In the wise and beautiful second collection from the acclaimed,
Pulitzer Prize-winning #1 New York Times bestselling author of All
the Light We Cannot See, and Cloud Cuckoo Land, "Doerr writes about
the big questions, the imponderables, the major metaphysical dreads, and
he does it fearlessly" (The New York Times Book Review).
Set on four continents, Anthony Doerr's new stories are about memory,
the source of meaning and coherence in our lives, the fragile thread
that connects us to ourselves and to others. Every hour, says Doerr, all
over the globe, an infinite number of memories disappear. Yet at the
same time children, surveying territory that is entirely new to them,
push back the darkness, form fresh memories, and remake the world.

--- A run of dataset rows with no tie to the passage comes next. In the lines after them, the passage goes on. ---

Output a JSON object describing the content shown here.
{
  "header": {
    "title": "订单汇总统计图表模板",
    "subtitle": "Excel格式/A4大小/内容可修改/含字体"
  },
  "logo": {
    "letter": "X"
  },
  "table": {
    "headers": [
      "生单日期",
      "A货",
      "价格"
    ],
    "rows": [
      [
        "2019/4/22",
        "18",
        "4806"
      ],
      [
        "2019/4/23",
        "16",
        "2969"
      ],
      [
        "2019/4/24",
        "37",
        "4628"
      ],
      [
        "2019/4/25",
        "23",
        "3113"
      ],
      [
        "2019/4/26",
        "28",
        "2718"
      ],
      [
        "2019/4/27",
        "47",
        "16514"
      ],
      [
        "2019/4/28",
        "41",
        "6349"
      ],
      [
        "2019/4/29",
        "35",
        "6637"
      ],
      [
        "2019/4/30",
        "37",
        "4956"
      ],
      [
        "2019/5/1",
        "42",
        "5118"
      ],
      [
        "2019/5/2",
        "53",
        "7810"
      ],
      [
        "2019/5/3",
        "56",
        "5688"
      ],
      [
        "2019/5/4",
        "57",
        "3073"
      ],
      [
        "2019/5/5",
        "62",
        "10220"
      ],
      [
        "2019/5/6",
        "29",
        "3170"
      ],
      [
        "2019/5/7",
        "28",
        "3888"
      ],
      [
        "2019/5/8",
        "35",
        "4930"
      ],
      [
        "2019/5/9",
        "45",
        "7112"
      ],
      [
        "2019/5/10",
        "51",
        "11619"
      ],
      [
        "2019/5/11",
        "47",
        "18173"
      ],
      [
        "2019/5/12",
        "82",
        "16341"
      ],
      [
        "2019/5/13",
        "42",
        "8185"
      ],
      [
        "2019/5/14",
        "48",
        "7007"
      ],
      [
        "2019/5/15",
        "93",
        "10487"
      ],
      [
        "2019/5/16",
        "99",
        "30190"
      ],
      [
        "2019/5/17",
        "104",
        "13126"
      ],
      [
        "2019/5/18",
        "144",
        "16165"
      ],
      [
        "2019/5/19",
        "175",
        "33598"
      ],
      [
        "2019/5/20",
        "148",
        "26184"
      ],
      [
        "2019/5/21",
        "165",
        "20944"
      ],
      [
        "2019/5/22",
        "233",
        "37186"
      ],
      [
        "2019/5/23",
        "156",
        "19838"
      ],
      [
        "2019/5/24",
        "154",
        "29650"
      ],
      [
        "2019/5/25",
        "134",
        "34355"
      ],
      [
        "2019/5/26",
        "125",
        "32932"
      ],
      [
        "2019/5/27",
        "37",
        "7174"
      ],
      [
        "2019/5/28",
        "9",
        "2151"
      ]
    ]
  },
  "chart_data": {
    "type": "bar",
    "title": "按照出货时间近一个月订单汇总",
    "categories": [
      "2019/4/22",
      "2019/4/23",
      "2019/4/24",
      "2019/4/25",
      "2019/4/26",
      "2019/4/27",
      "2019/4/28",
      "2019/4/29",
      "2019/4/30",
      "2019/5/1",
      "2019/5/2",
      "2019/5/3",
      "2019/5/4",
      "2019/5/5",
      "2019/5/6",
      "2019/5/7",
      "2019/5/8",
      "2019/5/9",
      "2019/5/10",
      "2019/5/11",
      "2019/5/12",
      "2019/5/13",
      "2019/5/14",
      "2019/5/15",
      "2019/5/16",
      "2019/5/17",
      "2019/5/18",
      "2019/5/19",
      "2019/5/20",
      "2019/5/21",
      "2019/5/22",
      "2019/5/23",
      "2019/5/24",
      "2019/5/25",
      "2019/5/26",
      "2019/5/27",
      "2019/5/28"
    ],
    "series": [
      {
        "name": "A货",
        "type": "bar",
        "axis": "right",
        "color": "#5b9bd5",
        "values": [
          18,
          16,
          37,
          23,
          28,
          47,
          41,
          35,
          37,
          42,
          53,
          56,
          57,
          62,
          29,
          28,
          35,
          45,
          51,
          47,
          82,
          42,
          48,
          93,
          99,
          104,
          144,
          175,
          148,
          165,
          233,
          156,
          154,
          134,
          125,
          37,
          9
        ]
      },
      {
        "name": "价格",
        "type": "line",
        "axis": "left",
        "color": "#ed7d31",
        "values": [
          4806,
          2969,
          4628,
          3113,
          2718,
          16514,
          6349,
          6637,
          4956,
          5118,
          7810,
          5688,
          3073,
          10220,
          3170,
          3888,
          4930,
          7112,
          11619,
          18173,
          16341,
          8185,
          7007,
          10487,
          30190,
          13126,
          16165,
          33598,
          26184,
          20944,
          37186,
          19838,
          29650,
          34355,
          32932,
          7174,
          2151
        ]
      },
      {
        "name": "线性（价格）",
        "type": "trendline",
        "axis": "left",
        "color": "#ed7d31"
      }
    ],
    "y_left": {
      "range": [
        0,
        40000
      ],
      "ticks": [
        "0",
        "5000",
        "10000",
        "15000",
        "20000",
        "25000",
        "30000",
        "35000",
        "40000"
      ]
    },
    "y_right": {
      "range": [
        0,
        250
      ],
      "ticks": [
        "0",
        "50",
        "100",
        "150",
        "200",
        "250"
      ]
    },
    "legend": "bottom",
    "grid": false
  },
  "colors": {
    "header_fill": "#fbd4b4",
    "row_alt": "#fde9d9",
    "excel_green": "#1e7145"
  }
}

In the luminous and beautiful title story, a young boy in South Africa
comes to possess an old woman's secret, a piece of the past with the
power to redeem a life. In "The River Nemunas," a teenage orphan moves
from Kansas to Lithuania to live with her grandfather, and discovers a
world in which myth becomes real. "Village 113," winner of an O'Henry
Prize, is about the building of the Three Gorges Dam and the seed keeper
who guards the history of a village soon to be submerged. And in
"Afterworld," the radiant, cathartic final story, a woman who escaped
the Holocaust is haunted by visions of her childhood friends in Germany,
yet finds solace in the tender ministrations of her grandson.
Every story in Memory Wall is a reminder of the grandeur of life--of
the mysterious beauty of seeds, of fossils, of sturgeon, of clouds, of
radios, of leaves, of the breathtaking fortune of living in this
universe. Doerr's language, his witness, his imagination, and his
humanity are unparalleled in fiction today.